Written October 9, 2009

As I write this I am no longer where I normally write.

I’m not at my three thousand square foot dream home in the office or upstairs in the prayer room with a cinnamon bun scented candle burning.

No. I’m in a place and time I never thought I would be.

My new home is a small apartment in the barn of my employer who is a local physician. Imagine yourself in a hotel room and in the adjacent room there is a pony named Monica who likes to kick her stall in the middle of the night, eight goats, four dogs, five cats, a rooster named Flower that gets up really early in the morning and a steer with an attitude named Lucky.

As I look around my new and alien domicile, I see the things I hastily brought with me: eleven shirts, seven pairs of pants, a jumbled bag of toiletries, my bible, laptop, cell phone, iPod and a box of Q-tips.

Twenty-one days ago my existence exploded.

I fell out of life.

My wife of seventeen years told me she wanted a divorce. There was no chance of working it out. She told me she wanted space and everything to remain as is. We could live in the house together until the divorce was final and our home sold. Just as friends.

God knew a storm was coming. In August the Holy Spirit led me to hang up teaching the youth at my church and stop writing for this blog.

I didn’t see the clouds swirling or batten down the hatches of my boat. I was caught on deck and hit full force with a category five hurricane.

Crap happens.

My house was no longer my home. I couldn’t stand it. It was too overwhelming. I had to get out and didn’t care where I landed. The next day my wife was going out of town shopping with friends. I made up my mind I wouldn’t be there when she got back. When she left for her shopping trip I called the only person who could help me. My boss. I told him I had about eight to ten hours to find somewhere to go. I didn’t care where, even if I had to sleep on a dirt floor. I desperately needed a sanctuary. He held up his hand and said, “No problem Cec. I’ve got you covered.” Then he whipped out his cell phone and called his main farm hand. “I have an employee with a personal emergency who will be staying in the barn apartment for a while. Would you get it ready for him?” He looked at me and with a smile said, “Cec, give him a couple of hours then head that way.” It pays to work for a Godly man who loves his employees. Crying with gratitude I hugged him and went back to the house my wife and I had shared. I walked through every room and cried. In anger I went outside and ripped up the five hundred feet of underground fence for our chocolate labs Dolly and Lexi that was almost finished. And then, like a great husband should, I mowed the yard.

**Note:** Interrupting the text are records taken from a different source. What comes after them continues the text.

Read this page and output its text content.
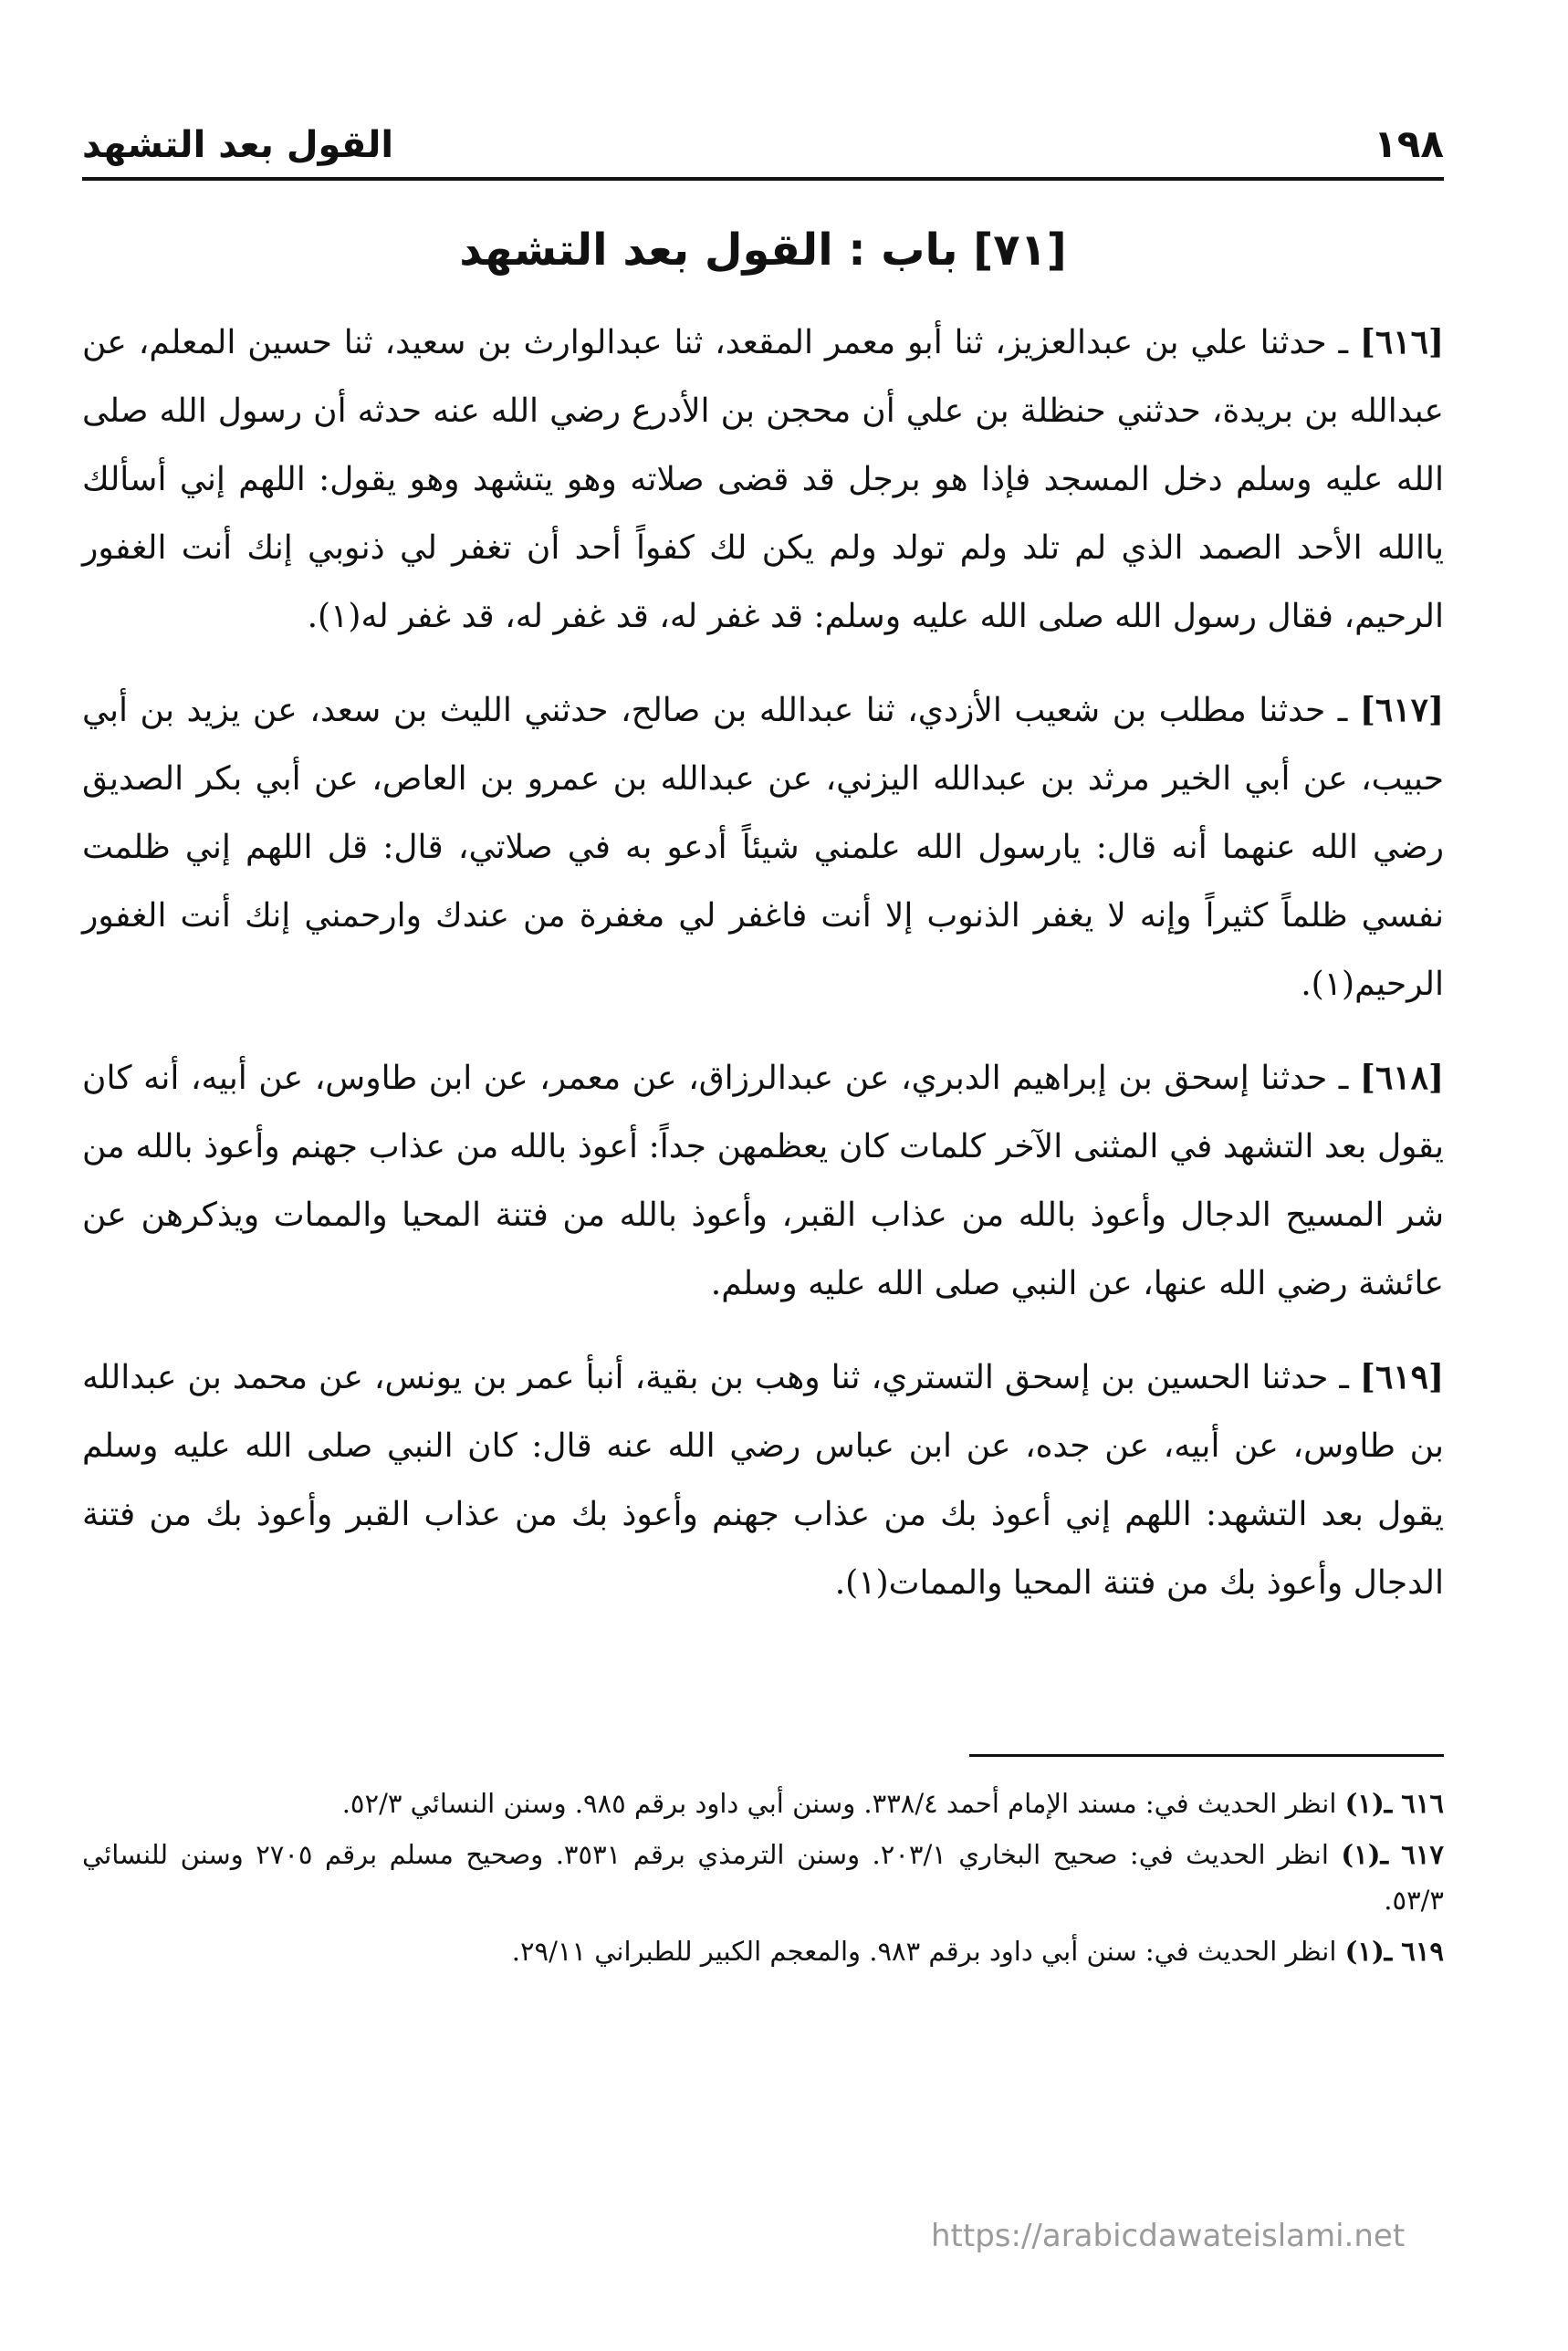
١٩٨
القول بعد التشهد
[٧١] باب : القول بعد التشهد

[٦١٦] ـ حدثنا علي بن عبدالعزيز، ثنا أبو معمر المقعد، ثنا عبدالوارث بن سعيد، ثنا حسين المعلم، عن عبدالله بن بريدة، حدثني حنظلة بن علي أن محجن بن الأدرع رضي الله عنه حدثه أن رسول الله صلى الله عليه وسلم دخل المسجد فإذا هو برجل قد قضى صلاته وهو يتشهد وهو يقول: اللهم إني أسألك ياالله الأحد الصمد الذي لم تلد ولم تولد ولم يكن لك كفواً أحد أن تغفر لي ذنوبي إنك أنت الغفور الرحيم، فقال رسول الله صلى الله عليه وسلم: قد غفر له، قد غفر له، قد غفر له(١).

[٦١٧] ـ حدثنا مطلب بن شعيب الأزدي، ثنا عبدالله بن صالح، حدثني الليث بن سعد، عن يزيد بن أبي حبيب، عن أبي الخير مرثد بن عبدالله اليزني، عن عبدالله بن عمرو بن العاص، عن أبي بكر الصديق رضي الله عنهما أنه قال: يارسول الله علمني شيئاً أدعو به في صلاتي، قال: قل اللهم إني ظلمت نفسي ظلماً كثيراً وإنه لا يغفر الذنوب إلا أنت فاغفر لي مغفرة من عندك وارحمني إنك أنت الغفور الرحيم(١).

[٦١٨] ـ حدثنا إسحق بن إبراهيم الدبري، عن عبدالرزاق، عن معمر، عن ابن طاوس، عن أبيه، أنه كان يقول بعد التشهد في المثنى الآخر كلمات كان يعظمهن جداً: أعوذ بالله من عذاب جهنم وأعوذ بالله من شر المسيح الدجال وأعوذ بالله من عذاب القبر، وأعوذ بالله من فتنة المحيا والممات ويذكرهن عن عائشة رضي الله عنها، عن النبي صلى الله عليه وسلم.

[٦١٩] ـ حدثنا الحسين بن إسحق التستري، ثنا وهب بن بقية، أنبأ عمر بن يونس، عن محمد بن عبدالله بن طاوس، عن أبيه، عن جده، عن ابن عباس رضي الله عنه قال: كان النبي صلى الله عليه وسلم يقول بعد التشهد: اللهم إني أعوذ بك من عذاب جهنم وأعوذ بك من عذاب القبر وأعوذ بك من فتنة الدجال وأعوذ بك من فتنة المحيا والممات(١).

٦١٦ ـ(١) انظر الحديث في: مسند الإمام أحمد ٣٣٨/٤. وسنن أبي داود برقم ٩٨٥. وسنن النسائي ٥٢/٣.

٦١٧ ـ(١) انظر الحديث في: صحيح البخاري ٢٠٣/١. وسنن الترمذي برقم ٣٥٣١. وصحيح مسلم برقم ٢٧٠٥ وسنن للنسائي ٥٣/٣.

٦١٩ ـ(١) انظر الحديث في: سنن أبي داود برقم ٩٨٣. والمعجم الكبير للطبراني ٢٩/١١.

https://arabicdawateislami.net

After mowing I sat down at the table where we had shared countless meals, holidays, celebrations and prayers and wrote her a  letter explaining why I was leaving.  She wanted space. I was giving it to her. All she had to do was call me. Then I called my pastor JD.  What a great man of God he is. He talked to me for several minutes then prayed for me. It was very comforting.

I went through the house and started grabbing things. Just the basics. When I got to the barn the farm hand was so kind and gracious. He helped take my tattered and torn life into my new home. I was in a stunned stupor. When I got squared away in the barn, I started to pray like I’d never prayed before.

Laying flat on my face on the carpet I was crying out to God for a restoration of my marriage. I was groaning and sobbing. Words cannot describe how wrenched I was. God was so silent, it deafened me. My face into the carpet in between sobs I took a deep breath and discovered the carpet smelled like pee. Very, very fitting. Later that night my boss came down to the barn to check on me. Standing outside I told him, “Doc, I’m smoking to help me deal with this” then pulled out a menthol and lit up right in front of him. “In fact Doc, I’m gonna smoke my brains out. I’m going to smoke at work too. I’m gonna wear the back door off its hinges going outside to smoke. So get use to it.” I puffed like a freight train. I thought he would fall over.